Betroffene Versionen und verfügbare Updates

Google hat die gepatchten Versionen über den Stable Desktop Channel ausgerollt. Konkret erhalten Windows-Nutzer die Version 149.0.7827.102, macOS-Nutzer die Version 149.0.7827.103 und Linux-Nutzer ebenfalls die Version 149.0.7827.102. Alle Versionen unterhalb dieser Nummern sind potenziell verwundbar. Google weist darauf hin, dass der Rollout je nach Region und System einige Tage bis Wochen in Anspruch nehmen kann – ein manueller Update-Check ist daher empfehlenswert. Dieser lässt sich über das Chrome-Menü unter Hilfe → Über Google Chrome anstoßen.

55.000 Dollar Bounty für anonymen Forscher

Die Lücke wurde von einem Sicherheitsforscher unter dem Pseudonym „303f06e3" am 27. April an Google gemeldet. Für die Entdeckung und verantwortungsvolle Offenlegung erhielt der Forscher eine Bug-Bounty-Zahlung von 55.000 US-Dollar – eine Summe, die Googles hohe Einschätzung des Gefährdungspotenzials unterstreicht. Zwischen der Meldung und dem öffentlichen Patch lagen etwa sechs Wochen, was darauf hindeutet, dass die Entwicklung und das Testen des Fixes entsprechende Zeit in Anspruch nahm.

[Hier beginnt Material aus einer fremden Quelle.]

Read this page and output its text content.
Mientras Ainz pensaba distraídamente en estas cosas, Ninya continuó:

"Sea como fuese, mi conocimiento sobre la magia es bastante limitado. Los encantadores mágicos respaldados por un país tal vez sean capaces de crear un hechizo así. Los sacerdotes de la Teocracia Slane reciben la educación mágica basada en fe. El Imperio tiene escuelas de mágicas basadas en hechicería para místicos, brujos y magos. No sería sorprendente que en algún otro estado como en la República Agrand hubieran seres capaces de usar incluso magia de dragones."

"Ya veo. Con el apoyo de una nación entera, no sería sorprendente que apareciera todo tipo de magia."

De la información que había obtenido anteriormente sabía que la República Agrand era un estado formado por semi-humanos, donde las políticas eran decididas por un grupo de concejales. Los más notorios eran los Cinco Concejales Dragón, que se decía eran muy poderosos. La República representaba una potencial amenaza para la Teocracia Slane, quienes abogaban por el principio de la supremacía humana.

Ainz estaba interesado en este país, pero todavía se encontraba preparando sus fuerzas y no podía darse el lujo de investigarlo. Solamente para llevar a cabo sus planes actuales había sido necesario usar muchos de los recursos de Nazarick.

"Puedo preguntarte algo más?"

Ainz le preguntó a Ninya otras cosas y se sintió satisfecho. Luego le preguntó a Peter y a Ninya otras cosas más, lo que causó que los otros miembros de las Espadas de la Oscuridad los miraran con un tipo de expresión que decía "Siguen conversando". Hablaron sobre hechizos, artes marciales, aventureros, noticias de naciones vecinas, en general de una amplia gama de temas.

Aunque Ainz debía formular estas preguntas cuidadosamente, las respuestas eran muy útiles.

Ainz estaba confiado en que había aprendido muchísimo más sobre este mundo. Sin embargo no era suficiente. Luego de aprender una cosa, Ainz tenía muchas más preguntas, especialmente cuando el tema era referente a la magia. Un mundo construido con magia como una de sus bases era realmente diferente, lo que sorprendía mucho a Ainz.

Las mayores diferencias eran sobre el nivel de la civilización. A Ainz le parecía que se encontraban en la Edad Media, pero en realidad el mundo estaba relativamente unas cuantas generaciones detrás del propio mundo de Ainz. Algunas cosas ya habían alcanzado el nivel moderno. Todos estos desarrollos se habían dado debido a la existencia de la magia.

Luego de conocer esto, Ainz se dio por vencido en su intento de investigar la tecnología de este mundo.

Einordnung: Chrome als dauerhaftes Angriffsziel

Die Häufung von Zero-Day-Patches ist besorgniserregend: Mit CVE-2026-11645 schließt Google bereits die fünfte aktiv ausgenutzte Schwachstelle allein im Jahr 2026. Das zeigt, dass Chrome trotz umfangreicher Sicherheitsmechanismen wie Sandboxing und regelmäßiger Audits ein attraktives Ziel für staatliche Akteure und kriminelle Gruppen bleibt. Die enorme Marktdominanz des Browsers – mit einem weltweiten Marktanteil von über 60 Prozent – macht ihn zur lohnendsten Angriffsfläche im Browser-Segment. Zum Vergleich: Mozilla Firefox und Apple Safari verzeichneten im gleichen Zeitraum deutlich weniger aktiv ausgenutzte Zero-Days, was jedoch auch ihrer geringeren Verbreitung geschuldet sein dürfte.

Für Nutzer und IT-Administratoren gilt: Sofortige Aktualisierung auf die neueste Chrome-Version ist unbedingt empfohlen. Unternehmen sollten zudem prüfen, ob ihre zentral verwalteten Browser-Installationen bereits den Patch erhalten haben, und gegebenenfalls den Update-Prozess manuell beschleunigen.